In den USA läuft ein Experiment, das weltweite Bedeutung hat: Lässt sich eine zweite Finanzkrise durch bessere Regulierung vermeiden? Der Großversuch begann am 21. Juli 2010. An diesem Tag unterzeichnete US-Präsident Barack Obama ein Gesetz, das er als die „ehrgeizigste Finanzreform seit der Weltwirtschaftskrise“ bezeichnete. Nie wieder sollte es zu einer Pleite wie bei der US-Investmentbank Lehman Brothers kommen, die im Herbst 2008 das weltweite Finanzsystem erschüttert hatte. Sie führte nicht nur zu hoher Arbeitslosigkeit in den USA, sondern im weiteren Verlauf auch zur Eurokrise.

Die USA sind mit ihrer Finanzreform vorgeprescht, während sich die EU lange nicht einigen konnte, wie sie die Banken künftig regulieren will. Und so sind die USA zum weltweiten Maßstab geworden. „Für andere Volkswirtschaften wird es schwierig sein, zu deutlich anderen Lösungen zu kommen“, prognostizierte DB Research, die Forschungsabteilung der Deutschen Bank.

Aber wie hoch liegt die Messlatte? Es ist nicht leicht zu ermitteln, was die angeblich so ehrgeizige US-Reform überhaupt vorschreibt. Das Gesetz hat zwar immerhin 849 Seiten und scheint von Hypotheken bis Verbraucherschutz alles zu regeln. Doch konkrete Festlegungen wurden in dem Mammutgesetz vermieden. Entscheidend sind die 398 Verordnungen, die laut Gesetz die Aufsichtsbehörden erlassen müssen.

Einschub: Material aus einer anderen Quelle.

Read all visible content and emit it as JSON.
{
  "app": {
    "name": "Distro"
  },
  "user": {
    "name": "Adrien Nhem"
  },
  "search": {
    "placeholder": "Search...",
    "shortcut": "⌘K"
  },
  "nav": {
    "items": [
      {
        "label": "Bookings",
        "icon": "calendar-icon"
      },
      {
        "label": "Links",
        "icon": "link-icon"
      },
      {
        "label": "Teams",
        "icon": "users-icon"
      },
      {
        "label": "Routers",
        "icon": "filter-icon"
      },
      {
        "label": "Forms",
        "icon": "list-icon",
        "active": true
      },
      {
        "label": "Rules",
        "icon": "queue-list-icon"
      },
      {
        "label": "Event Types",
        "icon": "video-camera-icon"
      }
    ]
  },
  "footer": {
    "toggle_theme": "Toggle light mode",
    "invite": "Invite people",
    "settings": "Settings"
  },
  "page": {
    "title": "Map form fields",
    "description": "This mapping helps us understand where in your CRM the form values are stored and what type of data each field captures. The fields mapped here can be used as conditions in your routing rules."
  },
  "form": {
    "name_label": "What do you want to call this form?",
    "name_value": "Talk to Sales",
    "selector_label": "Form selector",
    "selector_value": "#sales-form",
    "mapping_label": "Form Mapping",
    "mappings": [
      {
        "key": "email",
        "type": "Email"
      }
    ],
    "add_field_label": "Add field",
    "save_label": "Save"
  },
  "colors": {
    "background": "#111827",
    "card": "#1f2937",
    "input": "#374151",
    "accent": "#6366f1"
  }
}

Also wächst der Papierberg immer weiter. Inzwischen umfassen die Regulierungsvorschläge schon 4 022 Seiten, und die bereits beschlossenen Vorschriften machen weitere 4 156 Seiten aus, wie die American Bankers Association auf ihrer Website mitzählt. Schon vor einem Jahr hat das Wall Street Journal ausgerechnet, dass alle Seiten der US-Finanzreform aneinandergeklebt etwa 21-mal so hoch wie die Freiheitsstatue wären. Inzwischen würde die Statue schon 58-mal überragt. Und dies ist erst der Anfang. Denn bisher sind erst 30,9 Prozent der vorgesehenen Verordnungen verabschiedet worden, wie die New Yorker Anwaltskanzlei Davis Polk ermittelt hat. Manche von ihnen treten erst in elf Jahren in Kraft.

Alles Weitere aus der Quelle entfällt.